Warum mir das geschah, weiß ich nicht zu sagen. Mag sein, die pathetische Situation war schuld daran. Wir befanden uns in der Sitzungshalle des Senats. An dieser Bezeichnung ist alles falsch, aber wirklich auch alles. Das Wort »Senat« ist völlig aus der Luft gegriffen, da es ebensogut Staatsrat oder Weltrat heißen könnte, ohne darum auch nur um einen Schatten richtiger zu sein. Ich bin, wie man sieht, immer wieder gezwungen, wie im Falle »Professor« und »Exzellenz«, die erlebte Realität durch ebenso altgewohnte wie ungenaue Analogien zu umschreiben. Wie diese Assemblee unterm Präsidium des Geoarchonten sich wirklich nannte, das habe ich vielleicht gewußt, weiß es aber jetzt nicht mehr. Es tut mir leid, denn ich gehöre durchaus nicht zu denen, die behaupten, der Name sei Schall und Rauch und gehöre nicht zur Sache.

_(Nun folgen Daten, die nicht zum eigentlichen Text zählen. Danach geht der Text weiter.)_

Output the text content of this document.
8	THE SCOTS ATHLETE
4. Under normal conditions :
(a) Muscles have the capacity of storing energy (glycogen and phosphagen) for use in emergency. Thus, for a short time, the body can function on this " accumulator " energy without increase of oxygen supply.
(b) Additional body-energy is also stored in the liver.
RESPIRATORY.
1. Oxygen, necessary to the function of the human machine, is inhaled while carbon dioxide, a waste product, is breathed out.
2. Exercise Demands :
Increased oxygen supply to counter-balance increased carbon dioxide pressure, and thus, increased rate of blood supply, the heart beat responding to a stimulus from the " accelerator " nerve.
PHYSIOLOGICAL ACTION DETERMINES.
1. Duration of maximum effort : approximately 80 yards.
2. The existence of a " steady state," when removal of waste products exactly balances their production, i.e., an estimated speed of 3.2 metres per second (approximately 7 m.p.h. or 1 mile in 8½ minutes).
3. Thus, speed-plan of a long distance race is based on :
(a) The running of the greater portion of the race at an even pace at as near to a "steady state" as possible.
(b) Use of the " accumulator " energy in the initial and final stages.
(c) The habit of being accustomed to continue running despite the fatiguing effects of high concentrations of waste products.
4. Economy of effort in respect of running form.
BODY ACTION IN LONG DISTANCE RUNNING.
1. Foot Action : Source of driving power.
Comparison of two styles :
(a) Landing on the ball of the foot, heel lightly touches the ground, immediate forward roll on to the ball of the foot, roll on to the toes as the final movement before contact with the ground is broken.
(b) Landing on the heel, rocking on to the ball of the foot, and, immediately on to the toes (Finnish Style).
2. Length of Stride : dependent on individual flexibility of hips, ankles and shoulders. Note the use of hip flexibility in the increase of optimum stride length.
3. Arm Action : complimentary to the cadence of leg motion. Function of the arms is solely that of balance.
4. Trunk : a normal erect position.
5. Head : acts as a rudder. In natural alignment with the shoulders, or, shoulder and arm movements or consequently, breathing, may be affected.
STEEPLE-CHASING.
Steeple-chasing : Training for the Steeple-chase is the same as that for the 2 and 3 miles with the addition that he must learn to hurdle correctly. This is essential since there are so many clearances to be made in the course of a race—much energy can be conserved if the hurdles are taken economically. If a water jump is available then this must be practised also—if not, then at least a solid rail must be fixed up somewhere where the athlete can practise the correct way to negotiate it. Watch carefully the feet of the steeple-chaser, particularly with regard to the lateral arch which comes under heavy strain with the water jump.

Ich weiß ganz im Gegenteil, daß gar oft der Name die Sache selbst ist. Der Name Sitzungshalle ist jedoch so falsch, daß er der Sache durchaus widerspricht. Jedermann, der in diesem Buche nur geblättert hat, weiß bereits, daß es nicht Sitzungshalle, sondern Stehungshalle oder Standhalle heißen müßte. Hätte ich nicht Furcht, abstrus zu wirken, würde ich sogar am liebsten von einer Distanz-Halle sprechen. Das Wesentliche an dieser Versammlung war nämlich der weite Abstand, den die einzelnen Mitglieder voneinander halten mußten. Da die Ereignisse in rasche Fahrt gekommen waren, konnte ich über solche Details zweiten Ranges keine strikte Auskunft mehr erhalten, es ist aber so gut wie sicher, daß die weiten Distanzen dazu dienten, die Einflußnahme der astromentalen Mandatare aufeinander zu verringern. Demselben Zwecke diente ohne Zweifel das »Isolierparkett« unter unsern Füßen. Ich spürte es unverzüglich an einer gewissen innern Stumpfheit und Nerventaubheit, der ich verfiel, dem gegenteiligen Zustand, wie ihn der eisengraue Rasen erweckte. Warum aber der Boden der kolossalen Lokalität eine schiefe Ebene war, die in einem beträchtlichen Winkel nach oben, das heißt zum Standort des Seleniazusen anstieg, darüber kann ich nur die Mutmaßung äußern, daß der »Weg nach oben« symbolisch und praktisch durch Mühsamkeit und durch die Gefahr des Ausgleitens erschwert sein sollte. Letztere Gefahr habe ich selbst erlebt, denn obwohl mich Io-Fagòr rechts und Io-Solip links stützten, konnte ich den Weg nach oben beinahe nicht leisten und rutschte immer wieder zurück.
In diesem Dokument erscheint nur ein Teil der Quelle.